The choice language of Oxford
contempt was even then extant, and Prideaux, like Grandison in Daniel
Deronda, spoke curtly of the people whom he did not like as "brutes."
"Pembroke--the fittest colledge in the town for brutes." The
University did not encourage certain "players" who had paid the place
a visit, and the players, in revenge, had gone about the town at
night and broken the windows.
When the journey from London to Oxford is so easily performed, it is
amusing to read of Prideaux's miserable adventures, in the diligence,
between a lady of easy manners, a "pitiful rogue," and two
undergraduates who "sordidly affected debauchery."
"This ill company made me very miserable all the way. Only once I
could not but heartily laugh to see Fincher be sturdyly belaboured by
five or six carmen with whips and prong staves for provoking them
with some of his extravagant frolics."
The "violent affection to vice" in the University, or in the country,
was, of course, the reaction against the godliness of Puritan
captains of horse.
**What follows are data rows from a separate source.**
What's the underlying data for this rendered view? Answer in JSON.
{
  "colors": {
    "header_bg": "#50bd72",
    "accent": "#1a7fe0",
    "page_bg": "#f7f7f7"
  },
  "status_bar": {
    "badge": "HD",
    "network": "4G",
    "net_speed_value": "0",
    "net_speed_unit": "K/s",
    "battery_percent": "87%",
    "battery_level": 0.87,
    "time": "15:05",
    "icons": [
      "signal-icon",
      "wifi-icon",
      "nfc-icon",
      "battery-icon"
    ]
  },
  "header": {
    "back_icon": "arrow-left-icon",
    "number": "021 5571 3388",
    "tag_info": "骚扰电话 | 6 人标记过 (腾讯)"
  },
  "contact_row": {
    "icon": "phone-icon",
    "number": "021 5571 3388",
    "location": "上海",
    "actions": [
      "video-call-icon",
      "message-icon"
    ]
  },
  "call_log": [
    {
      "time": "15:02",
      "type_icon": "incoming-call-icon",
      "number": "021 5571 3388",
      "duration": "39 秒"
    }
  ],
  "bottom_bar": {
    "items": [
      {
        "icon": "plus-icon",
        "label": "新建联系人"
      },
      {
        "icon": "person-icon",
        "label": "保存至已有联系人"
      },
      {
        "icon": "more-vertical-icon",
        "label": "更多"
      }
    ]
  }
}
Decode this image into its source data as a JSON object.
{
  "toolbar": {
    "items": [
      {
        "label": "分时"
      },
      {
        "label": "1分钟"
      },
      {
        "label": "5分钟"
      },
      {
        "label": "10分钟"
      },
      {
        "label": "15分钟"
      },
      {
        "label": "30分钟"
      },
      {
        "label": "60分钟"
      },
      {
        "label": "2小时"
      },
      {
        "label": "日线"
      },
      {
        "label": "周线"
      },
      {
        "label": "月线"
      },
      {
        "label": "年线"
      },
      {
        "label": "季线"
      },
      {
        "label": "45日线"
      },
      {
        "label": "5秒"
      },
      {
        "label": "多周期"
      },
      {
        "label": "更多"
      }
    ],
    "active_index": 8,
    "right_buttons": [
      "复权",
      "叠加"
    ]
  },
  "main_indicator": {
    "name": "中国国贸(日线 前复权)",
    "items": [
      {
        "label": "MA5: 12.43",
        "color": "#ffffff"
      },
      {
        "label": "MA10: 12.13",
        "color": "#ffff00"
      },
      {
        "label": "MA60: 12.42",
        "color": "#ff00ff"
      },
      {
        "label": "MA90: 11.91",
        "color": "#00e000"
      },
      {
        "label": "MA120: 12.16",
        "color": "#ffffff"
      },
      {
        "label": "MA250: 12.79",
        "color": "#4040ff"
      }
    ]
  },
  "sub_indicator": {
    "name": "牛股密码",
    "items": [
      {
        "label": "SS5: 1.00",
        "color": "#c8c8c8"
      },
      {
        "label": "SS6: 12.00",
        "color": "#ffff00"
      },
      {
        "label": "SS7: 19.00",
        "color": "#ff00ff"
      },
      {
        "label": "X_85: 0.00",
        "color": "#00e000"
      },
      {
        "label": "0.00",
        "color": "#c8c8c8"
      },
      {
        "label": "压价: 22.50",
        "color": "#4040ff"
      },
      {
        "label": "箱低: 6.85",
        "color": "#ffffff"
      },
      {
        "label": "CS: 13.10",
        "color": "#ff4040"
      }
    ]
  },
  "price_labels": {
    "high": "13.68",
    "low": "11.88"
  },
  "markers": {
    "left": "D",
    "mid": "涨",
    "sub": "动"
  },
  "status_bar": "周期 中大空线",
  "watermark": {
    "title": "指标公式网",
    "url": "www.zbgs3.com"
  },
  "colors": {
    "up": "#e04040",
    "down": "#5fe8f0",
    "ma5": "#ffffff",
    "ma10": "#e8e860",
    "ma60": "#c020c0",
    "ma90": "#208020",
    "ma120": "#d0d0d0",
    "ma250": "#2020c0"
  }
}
Another form of the reaction is discernible in
the revived High Church sentiments of Prideaux, Wood, and most of the
students of the time.
The manners of the undergraduates were not much better than those of
the pot-house-haunting seniors. Dr. Good, the Master of Balliol, "a
good old toast," had much trouble with his students.
"There is, over against Balliol College, a dingy, horrid, scandalous
ale-house, fit for none but draymen and tinkers, and such as, by
going there, have made themselves equally scandalous.